Mary G. Jarvis of Smoky Hill High School in Cherry Creek, Colo., has been named the National Principal of the Year. The National Association of Secondary School Principals and the Metropolitan Life Insurance Co. sponsor the award.
As the principal of the Denver-area school, Ms. Jarvis has aggressively battled student absences and the dropout rate. Both daily attendance and graduation at the 2,700-student school have climbed above 90 percent.
Among her innovations is a program that identifies students who are at risk of failing basic courses. The program has become a model for a $1 million K-12 mentoring program in the 35,000-student Cherry Creek district.
The school also has established an inter-ethnic advisory committee to deal with racial differences among students and a student response team to work with administrators on issues such as the dress code.
Ms. Jarvis, 47, was chosen for the national award, given each year, from among 52 principals from throughout the country. She was honored last week at a dinner in Washington, D.C.
Another Colorado educator, Maria Ramirez, has been named the National Bilingual Teacher of the Year by the National Association for Bilingual Education. Ms. Ramirez, 39, teaches 2nd-grade bilingual education at Alsup Elementary School in Commerce City.
Her lessons emphasize group learning, team teaching, and intensive involvement from parents.
Ms. Ramirez will be honored in March at the association's national conference in Orlando, Fla. She will also receive $4,000 worth of school supplies.

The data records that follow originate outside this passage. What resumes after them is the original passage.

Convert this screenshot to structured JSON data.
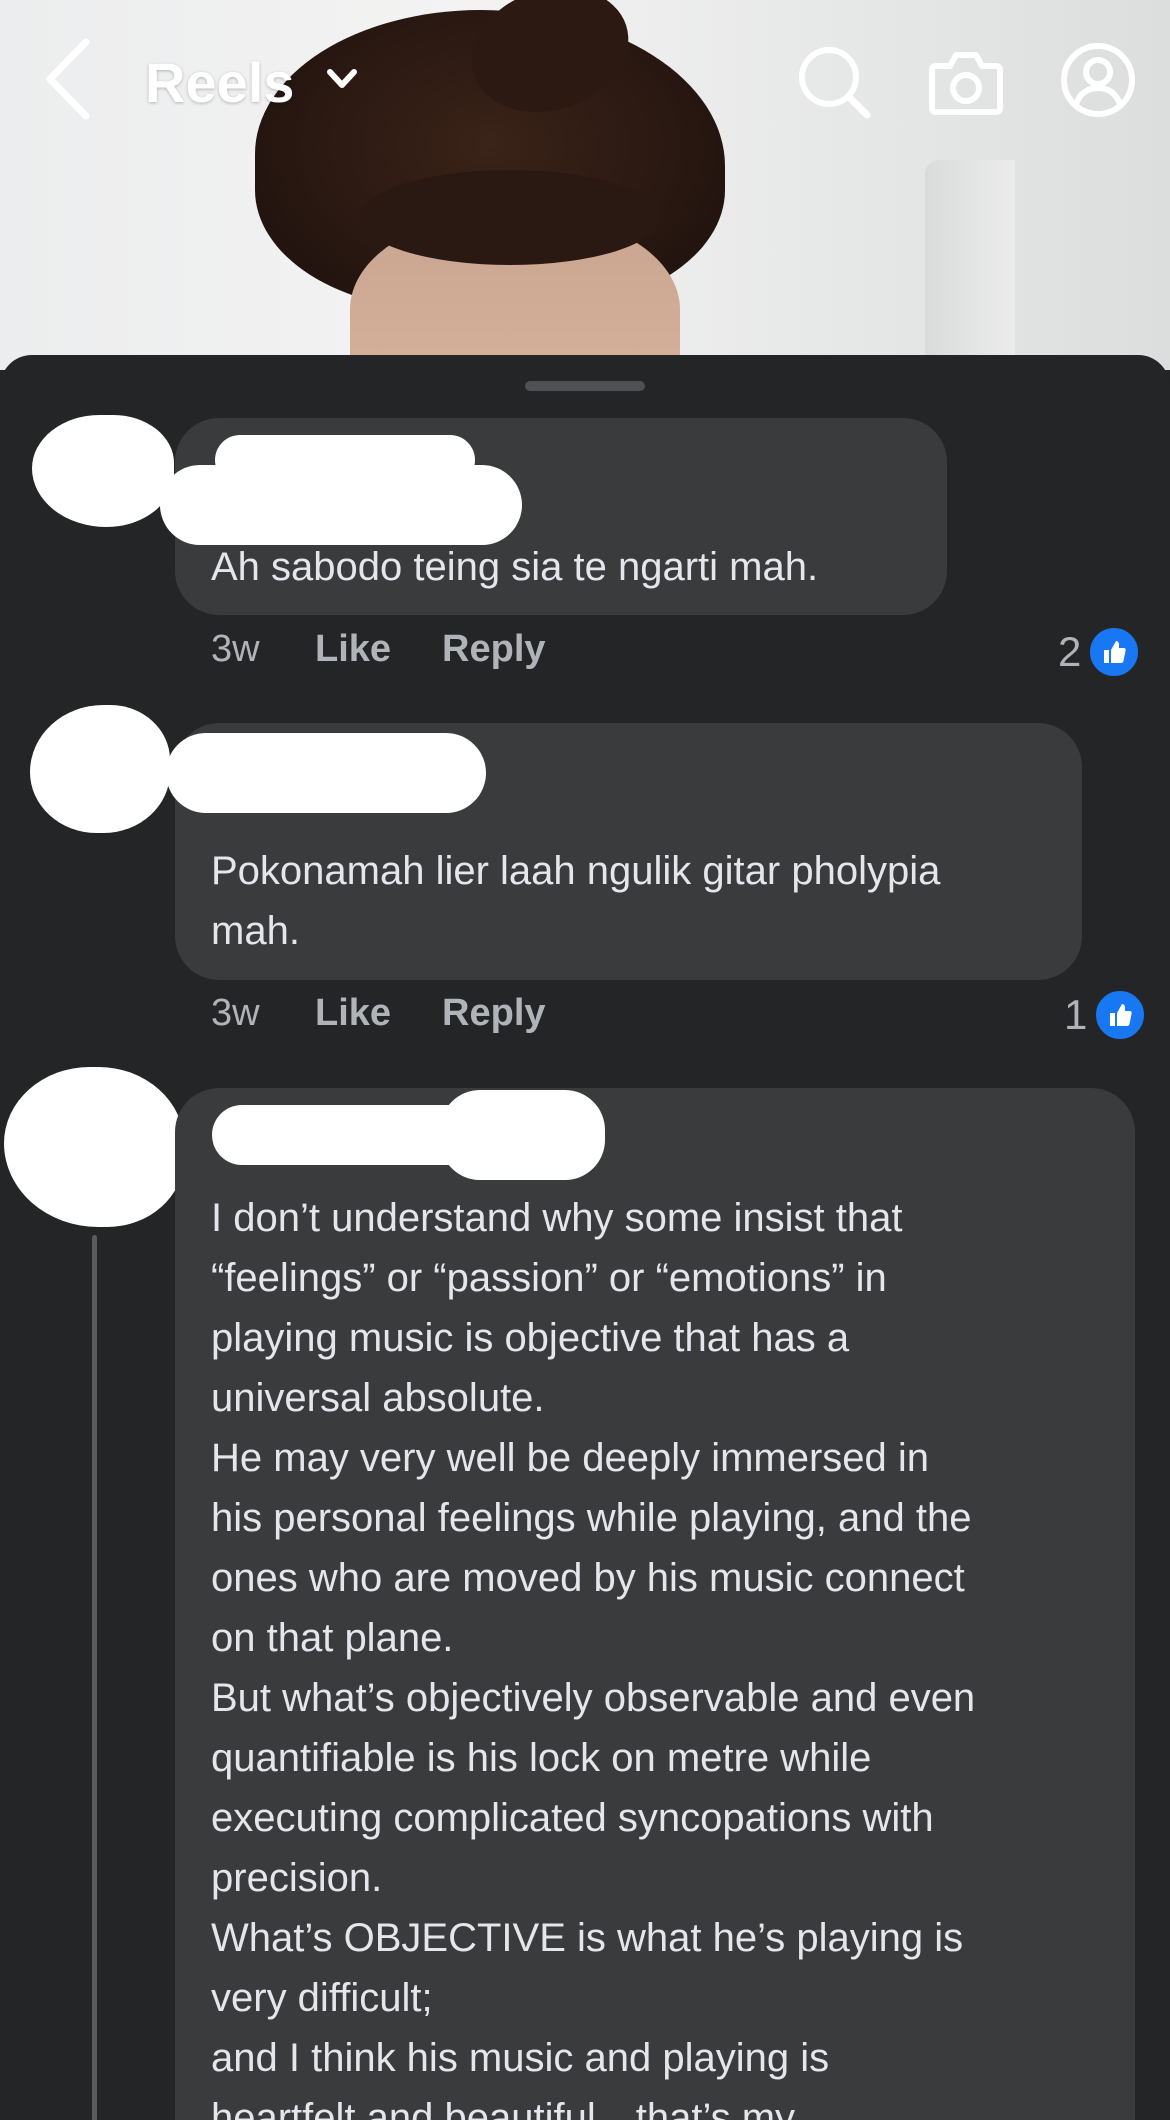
{
  "header": {
    "title": "Reels",
    "icons": [
      "back-icon",
      "chevron-down-icon",
      "search-icon",
      "camera-icon",
      "profile-icon"
    ]
  },
  "comments": [
    {
      "text": "Ah sabodo teing sia te ngarti mah.",
      "time": "3w",
      "like_label": "Like",
      "reply_label": "Reply",
      "reaction_count": "2"
    },
    {
      "text": "Pokonamah lier laah ngulik gitar pholypia\nmah.",
      "time": "3w",
      "like_label": "Like",
      "reply_label": "Reply",
      "reaction_count": "1"
    },
    {
      "text": "I don’t understand why some insist that\n“feelings” or “passion” or “emotions” in\nplaying music is objective that has a\nuniversal absolute.\nHe may very well be deeply immersed in\nhis personal feelings while playing, and the\nones who are moved by his music connect\non that plane.\nBut what’s objectively observable and even\nquantifiable is his lock on metre while\nexecuting complicated syncopations with\nprecision.\nWhat’s OBJECTIVE is what he’s playing is\nvery difficult;\nand I think his music and playing is\nheartfelt and beautiful…that’s my"
    }
  ],
  "colors": {
    "sheet_bg": "#242527",
    "bubble_bg": "#3a3b3c",
    "text": "#e4e6eb",
    "meta_text": "#b0b3b8",
    "like_blue": "#1877f2"
  }
}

The George Lucas Foundation has taken its first steps toward producing a documentary film and a resource book to spotlight examples of effective education. The San Rafael, Calif.-based foundation has chosen Gerry Wurzburg to produce and direct the documentary. Ms. Wurzburg is the president of State of the Art Inc., a Washington-based multimedia communications company. The company produces films and videos about education, including "Educating Peter," an Academy Award-winning documentary about the experiences of a child with Down syndrome in a regular classroom.